Well, the juniper is gone now and in its place will hopefully be a cascade of color and tall stalks covered with frilly leaves. And if it doesn’t work? Well, we’ll have learned something.
(Oh! We couldn’t fit all thirty-six bulbs along the sidewalk. The extras are now in the bed backing our little pond, where they’ll get to share space with herbs and string beans.)
Yes. Spring is blowing its way into northern New Mexico. When the winds take a break, Jim and I are outside, clipping, raking, grooming, and digging compost into the soil of the garden beds.
When I moved from south-central Virginia to New Mexico (first Santa Fe, then Albuquerque), I had to learn to garden all over again. A friend (who had grown up in the Baltimore area) said to me: “You’re used to putting your plants up on little hills so they won’t get rotted out by too much rain. Here you’ve got to plant in little hollows so the water will flow to the plant.”
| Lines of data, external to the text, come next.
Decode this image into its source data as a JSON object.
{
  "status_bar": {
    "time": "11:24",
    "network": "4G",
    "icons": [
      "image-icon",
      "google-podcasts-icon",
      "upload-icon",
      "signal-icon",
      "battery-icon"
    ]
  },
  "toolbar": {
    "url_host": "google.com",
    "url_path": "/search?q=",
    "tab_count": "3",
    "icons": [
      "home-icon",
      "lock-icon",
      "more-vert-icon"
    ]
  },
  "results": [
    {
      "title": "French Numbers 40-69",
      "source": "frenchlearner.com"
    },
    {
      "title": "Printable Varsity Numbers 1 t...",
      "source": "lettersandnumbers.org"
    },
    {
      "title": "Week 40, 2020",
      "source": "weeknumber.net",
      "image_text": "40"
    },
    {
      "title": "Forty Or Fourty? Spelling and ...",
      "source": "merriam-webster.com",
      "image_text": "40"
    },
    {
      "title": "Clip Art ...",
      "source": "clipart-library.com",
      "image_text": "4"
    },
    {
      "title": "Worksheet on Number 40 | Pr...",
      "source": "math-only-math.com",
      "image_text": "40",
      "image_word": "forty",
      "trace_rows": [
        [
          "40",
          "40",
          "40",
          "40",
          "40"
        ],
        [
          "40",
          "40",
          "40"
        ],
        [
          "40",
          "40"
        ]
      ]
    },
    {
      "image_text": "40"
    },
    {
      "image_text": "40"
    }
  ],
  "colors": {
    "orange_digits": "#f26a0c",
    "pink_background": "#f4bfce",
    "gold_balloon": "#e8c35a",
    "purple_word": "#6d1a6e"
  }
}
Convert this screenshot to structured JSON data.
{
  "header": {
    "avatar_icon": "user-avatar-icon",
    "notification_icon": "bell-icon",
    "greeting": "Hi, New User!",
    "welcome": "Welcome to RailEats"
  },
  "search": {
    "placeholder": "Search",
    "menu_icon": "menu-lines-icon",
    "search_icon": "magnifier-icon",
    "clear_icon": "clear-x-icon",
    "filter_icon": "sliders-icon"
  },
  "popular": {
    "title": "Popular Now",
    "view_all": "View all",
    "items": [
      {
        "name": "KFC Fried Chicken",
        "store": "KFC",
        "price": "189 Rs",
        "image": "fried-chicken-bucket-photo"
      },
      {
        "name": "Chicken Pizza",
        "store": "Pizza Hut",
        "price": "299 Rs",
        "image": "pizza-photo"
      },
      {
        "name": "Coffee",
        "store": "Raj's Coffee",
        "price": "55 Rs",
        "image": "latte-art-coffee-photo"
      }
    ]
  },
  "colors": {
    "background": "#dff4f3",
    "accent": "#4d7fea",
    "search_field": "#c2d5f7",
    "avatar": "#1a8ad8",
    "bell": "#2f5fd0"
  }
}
I nodded, then did things as I always had. Within a few weeks – you’ve guessed it – I was putting the plants into hollows to collect the moisture. I’ve learned a lot in my fifteen or so years of gardening in New Mexico, enough so that I’m one of the people folks come to for advice. That doesn’t mean I know it all. Every year is different.
This year we’re watching anxiously to see what damage our perennials took from the record cold levels. So far it’s been interesting. Plants we were sure we’d lose are back. However, our beloved apricot failed to put on its usually magnificent display of blossoms. We don’t always get fruit, but we’ve never failed to have flowers. It’s starting to leaf out, so we didn’t lose the tree, but why no flowers?
Every day we walk slowly around the yard, inspecting what’s coming up, clipping a bit here, weeding a touch there. We have an unusually intimate relationship with our garden. When I bought this house in late 1995, the only things (other than goatheads – a particularly vicious weed) growing in our back yard were two dying rose bushes and a battered juniper.
We saved the juniper, but other than that we can honestly say that everything growing in our yard we put in: every tree, shrub, vine, and herb. Even the wild plants are cultivated in a sense, since we choose to let globe mallow, asters, and various wild grasses and flowers grow, while weeding out pretty much everything else.
Last week, my wander was into the subject of whether literature changes anything. This mutated in the Comments section into a thoughtful discussion of how a book or poem – or even a balanced non-fiction treatment of some issue – can lead to personal change by exposing the reader to something new and different.
Taking risks seems to be important to personal growth (as well as garden growth). When I started this piece, I thought how different these two wanderings were. Looking back, maybe that’s not so much the case after all.